The left figure shows the mean error over number of frames. The x axis starts with 4 because with 3 pairs of points, although theoretically feasible, the PnP module fails to give reasonable results. The mean error quickly converges below 0.1 cm or 1 degree after 10 frames, and gradually improves with more frames. Since PnP algorithms are known to be sensitive to noise, more frames are always welcomed.
Recall that our method tracks the reference point on the shell, instead of those internal structural keypoints (i.e. joints), since the projected points of internal joints onto the robot's surface may vary with different movements, thus causing unreliable tracking results. To verify it, we try to use the tracking module to track those structural keypoints, namely, Joint 0 to Joint 6, over the 300 frames in the simulation environment, and compare the tracking error with the reference point on the surface. As shown in the left figure, the reference point indeed achieves the lowest and the most stable tracking error, which confirms that we should stick with the reference point over the structural keypoints in our method.

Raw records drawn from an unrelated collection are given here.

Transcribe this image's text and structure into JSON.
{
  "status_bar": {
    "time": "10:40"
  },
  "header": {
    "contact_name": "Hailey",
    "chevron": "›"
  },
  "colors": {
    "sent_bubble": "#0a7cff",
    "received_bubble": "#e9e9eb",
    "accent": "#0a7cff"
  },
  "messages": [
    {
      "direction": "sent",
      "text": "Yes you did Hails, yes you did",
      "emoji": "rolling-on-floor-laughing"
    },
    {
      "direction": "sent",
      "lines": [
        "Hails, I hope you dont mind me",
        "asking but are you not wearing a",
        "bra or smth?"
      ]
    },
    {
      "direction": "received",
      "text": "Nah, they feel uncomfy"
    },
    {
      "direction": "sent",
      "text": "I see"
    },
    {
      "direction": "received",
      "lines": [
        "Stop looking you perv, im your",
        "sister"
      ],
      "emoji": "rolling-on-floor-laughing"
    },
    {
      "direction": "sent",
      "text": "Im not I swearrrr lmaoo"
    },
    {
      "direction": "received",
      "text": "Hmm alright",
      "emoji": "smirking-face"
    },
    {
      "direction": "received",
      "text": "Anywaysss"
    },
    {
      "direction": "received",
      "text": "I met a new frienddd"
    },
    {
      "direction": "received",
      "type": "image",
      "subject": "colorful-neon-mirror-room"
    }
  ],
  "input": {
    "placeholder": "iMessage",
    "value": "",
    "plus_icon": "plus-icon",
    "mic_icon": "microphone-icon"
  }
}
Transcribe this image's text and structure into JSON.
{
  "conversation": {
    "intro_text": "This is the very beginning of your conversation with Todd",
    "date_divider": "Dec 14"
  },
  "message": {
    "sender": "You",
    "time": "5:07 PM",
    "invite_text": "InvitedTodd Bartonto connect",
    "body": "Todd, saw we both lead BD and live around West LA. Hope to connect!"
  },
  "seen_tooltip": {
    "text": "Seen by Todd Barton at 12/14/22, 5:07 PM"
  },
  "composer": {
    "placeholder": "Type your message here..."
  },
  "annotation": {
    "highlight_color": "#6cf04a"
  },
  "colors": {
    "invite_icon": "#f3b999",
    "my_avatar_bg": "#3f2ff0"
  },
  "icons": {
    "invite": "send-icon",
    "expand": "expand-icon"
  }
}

We analyze the sensitivity of the PnP module.
In the simulation environment, we first derive ground truth 2D positions and 3D coordinates of the reference point.
We then add random Gaussian noise to the ground-truth 2D positions.. We set the mean of the noise to 0, and the standard deviation as 2,4,6,.... to see how the accuracy is impacted by the noise. In the left figure, the mean error is below 1 cm when the standard deviation is less than 10 px. Considering the mean distance error of tracking stays within several pixels in the left figure, we can conclude that the PnP algorithm can handle the noise from the tracking module in our setting.